CPR training in Tulsa

The change makes performing CPR easier and more effective. It eliminates giving mouth to mouth "rescue breaths" - a step that made some people reluctant to help a person in cardiac arrest.

"But when it comes to putting their mouth on somebody, I don't care if you're worth millions or a homeless person, it's very hard for people to do that, and that's part of the reason they don't do it correctly," said Mike Kisler of EMSA.

At EMSA, paramedics will continue using a more advanced form of CPR, but they expect the new guidelines to help lay people save lives.

"If they're at least doing CPR, that gives that patient a chance of surviving a cardiac arrest even," Kisler said.

The old guidelines were "ABC" - open the airway, give breaths and start compressions. The new guidelines are start compressions - then only for trained rescuers - open the airway and give the breaths.
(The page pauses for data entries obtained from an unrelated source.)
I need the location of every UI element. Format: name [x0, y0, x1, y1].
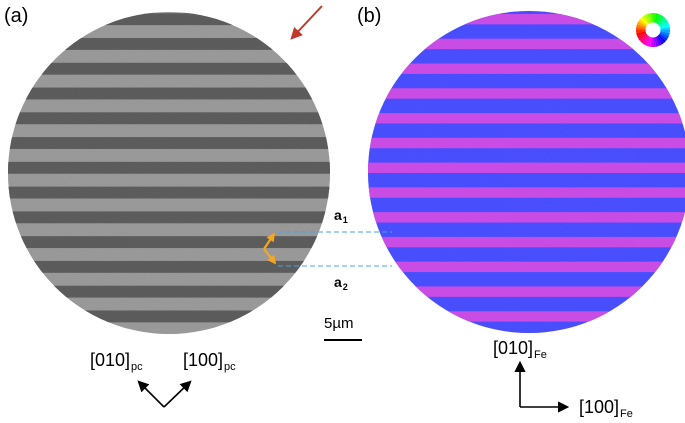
pfm-b-grain [368, 11, 685, 333]
axis-label-100-fe: [100]Fe [579, 397, 633, 420]
axis-label-010-pc: [010]pc [90, 350, 143, 373]
pfm-a-grain [8, 12, 330, 334]
panel-label-a: (a) [4, 5, 29, 27]
axis-label-100-pc: [100]pc [183, 350, 236, 373]
panel-label-b: (b) [357, 5, 382, 27]
crystal-axes-a-icon [137, 380, 192, 408]
domain-marker-icon [263, 232, 277, 265]
domain-label-a1: a1 [334, 207, 348, 225]
red-arrow-icon [290, 5, 323, 40]
scale-bar-label: 5µm [324, 315, 354, 332]
pfm-image-a [8, 12, 330, 334]
domain-label-a2: a2 [334, 274, 348, 292]
axis-label-010-fe: [010]Fe [493, 338, 547, 361]
color-wheel-icon [636, 13, 670, 47]
crystal-axes-b-icon [514, 360, 570, 413]
pfm-image-b [368, 11, 685, 333]
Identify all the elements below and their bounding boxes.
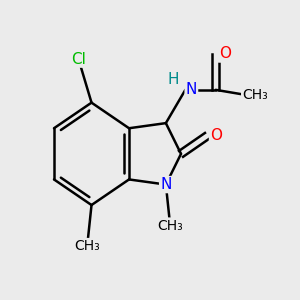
Text: N: N [186,82,197,97]
Text: CH₃: CH₃ [242,88,268,102]
Text: Cl: Cl [71,52,86,67]
Text: CH₃: CH₃ [157,218,183,233]
Text: O: O [219,46,231,62]
Text: CH₃: CH₃ [74,239,100,253]
Text: O: O [210,128,222,143]
Text: H: H [168,72,179,87]
Text: N: N [160,177,172,192]
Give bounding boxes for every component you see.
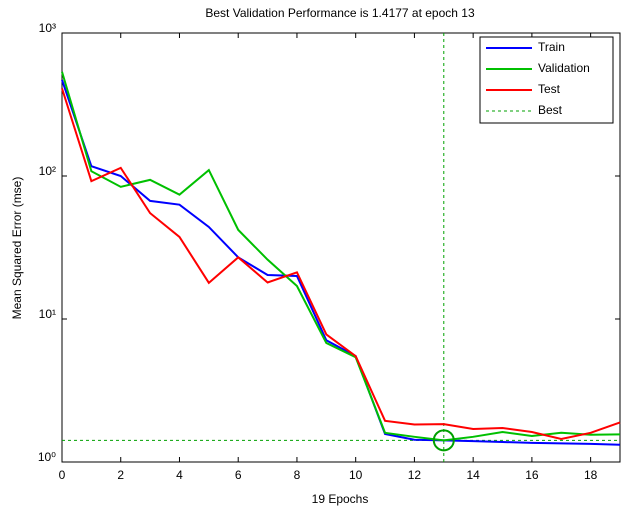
legend-box [479,36,614,124]
series-line [61,71,621,442]
x-tick-label: 18 [584,468,598,482]
x-tick-label: 2 [117,468,124,482]
x-tick-label: 8 [294,468,301,482]
y-tick-label: 10³ [39,21,56,35]
legend-label: Validation [538,61,590,75]
best-marker [432,429,455,452]
legend-label: Best [538,103,563,117]
x-tick-label: 10 [349,468,363,482]
x-tick-label: 14 [466,468,480,482]
chart-title: Best Validation Performance is 1.4177 at… [205,6,475,20]
legend-label: Train [538,40,565,54]
x-tick-label: 16 [525,468,539,482]
series-line [61,79,621,446]
x-tick-label: 6 [235,468,242,482]
series-line [61,88,621,440]
x-tick-label: 12 [408,468,422,482]
y-tick-label: 10¹ [39,307,56,321]
x-tick-label: 4 [176,468,183,482]
x-tick-label: 0 [59,468,66,482]
y-axis-label: Mean Squared Error (mse) [10,177,24,320]
plot-frame [61,32,621,463]
x-axis-label: 19 Epochs [312,492,369,506]
y-tick-label: 10⁰ [38,450,56,464]
y-tick-label: 10² [39,164,56,178]
legend-label: Test [538,82,561,96]
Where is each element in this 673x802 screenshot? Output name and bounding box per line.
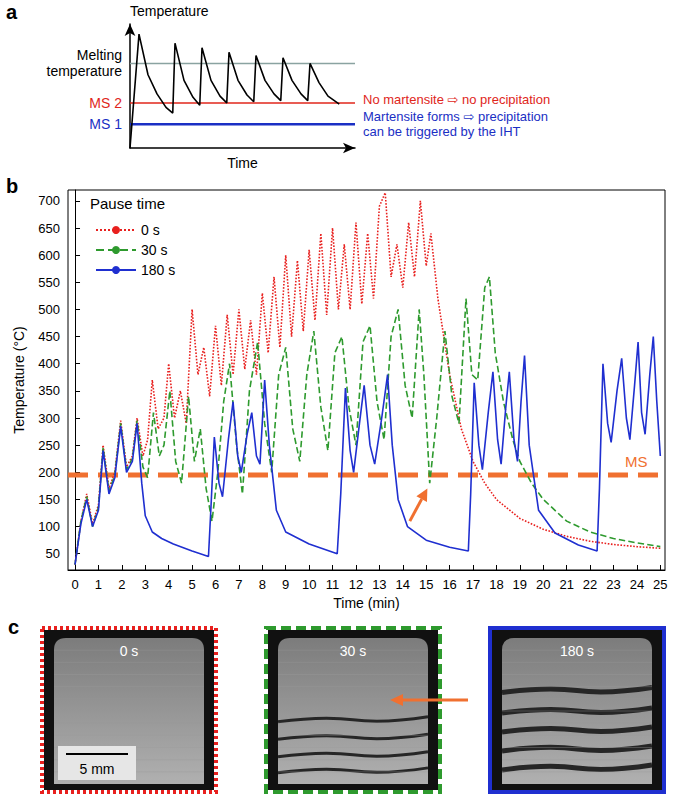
svg-text:a: a xyxy=(6,1,18,23)
svg-text:50: 50 xyxy=(46,546,60,561)
svg-text:3: 3 xyxy=(142,577,149,592)
svg-text:180 s: 180 s xyxy=(560,643,594,659)
svg-text:6: 6 xyxy=(212,577,219,592)
svg-text:4: 4 xyxy=(165,577,172,592)
svg-text:30 s: 30 s xyxy=(141,242,167,258)
svg-text:16: 16 xyxy=(442,577,456,592)
svg-text:650: 650 xyxy=(38,221,60,236)
svg-text:Time: Time xyxy=(227,155,258,171)
svg-text:12: 12 xyxy=(349,577,363,592)
svg-text:17: 17 xyxy=(466,577,480,592)
svg-text:180 s: 180 s xyxy=(141,262,175,278)
svg-text:1: 1 xyxy=(95,577,102,592)
svg-text:temperature: temperature xyxy=(47,63,123,79)
svg-text:18: 18 xyxy=(489,577,503,592)
svg-text:22: 22 xyxy=(583,577,597,592)
svg-text:Pause time: Pause time xyxy=(90,195,165,212)
svg-text:150: 150 xyxy=(38,492,60,507)
svg-text:20: 20 xyxy=(536,577,550,592)
svg-text:25: 25 xyxy=(653,577,667,592)
svg-text:600: 600 xyxy=(38,248,60,263)
svg-text:14: 14 xyxy=(396,577,410,592)
svg-text:30 s: 30 s xyxy=(340,643,366,659)
svg-text:450: 450 xyxy=(38,329,60,344)
svg-text:200: 200 xyxy=(38,465,60,480)
svg-text:400: 400 xyxy=(38,356,60,371)
svg-text:5 mm: 5 mm xyxy=(80,761,115,777)
svg-text:550: 550 xyxy=(38,275,60,290)
svg-text:700: 700 xyxy=(38,193,60,208)
svg-text:b: b xyxy=(6,176,18,197)
svg-text:Temperature: Temperature xyxy=(130,3,209,19)
svg-text:9: 9 xyxy=(282,577,289,592)
svg-text:13: 13 xyxy=(372,577,386,592)
svg-text:No martensite ⇨ no precipitati: No martensite ⇨ no precipitation xyxy=(363,92,550,107)
svg-text:0 s: 0 s xyxy=(141,222,160,238)
svg-text:23: 23 xyxy=(606,577,620,592)
svg-text:11: 11 xyxy=(326,577,340,592)
svg-text:Melting: Melting xyxy=(77,47,122,63)
svg-text:c: c xyxy=(8,616,19,638)
svg-text:can be triggered by the IHT: can be triggered by the IHT xyxy=(363,124,521,139)
svg-text:15: 15 xyxy=(419,577,433,592)
svg-text:2: 2 xyxy=(118,577,125,592)
svg-text:250: 250 xyxy=(38,438,60,453)
svg-text:19: 19 xyxy=(513,577,527,592)
svg-text:300: 300 xyxy=(38,411,60,426)
svg-text:8: 8 xyxy=(259,577,266,592)
svg-text:5: 5 xyxy=(188,577,195,592)
svg-text:21: 21 xyxy=(559,577,573,592)
svg-text:Martensite forms ⇨ precipitati: Martensite forms ⇨ precipitation xyxy=(363,109,548,124)
svg-text:10: 10 xyxy=(302,577,316,592)
svg-text:0: 0 xyxy=(71,577,78,592)
svg-text:MS 2: MS 2 xyxy=(89,95,122,111)
svg-text:Temperature (°C): Temperature (°C) xyxy=(11,326,27,434)
svg-text:0 s: 0 s xyxy=(120,643,139,659)
svg-text:MS: MS xyxy=(625,453,648,470)
svg-text:7: 7 xyxy=(235,577,242,592)
svg-text:100: 100 xyxy=(38,519,60,534)
svg-text:500: 500 xyxy=(38,302,60,317)
svg-text:MS 1: MS 1 xyxy=(89,116,122,132)
svg-text:24: 24 xyxy=(630,577,644,592)
svg-text:Time (min): Time (min) xyxy=(333,595,399,611)
svg-text:350: 350 xyxy=(38,383,60,398)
The research determined the most important thing is the chest compressions need to be deep and rapid.

The American Heart Association claims in a video: "This new order makes it easier because anybody can start out with compressions - even with no CPR training. Just push hard and fast on the center of the chest. If you haven't been trained, keep pushing until help arrive."

"And that's honestly the easiest way to tell people, there are numbers to go along with it, but if you just tell people to push hard and push deep, they're going to be close enough," Kisler said.

The chest compressions move blood around the body - and according to Kisler - that's what makes the most difference in the outcome - and that's why the guidelines were changed.

The American Red Cross hasn't changed its courses yet, but plans to train 5 million in the new method within the next year.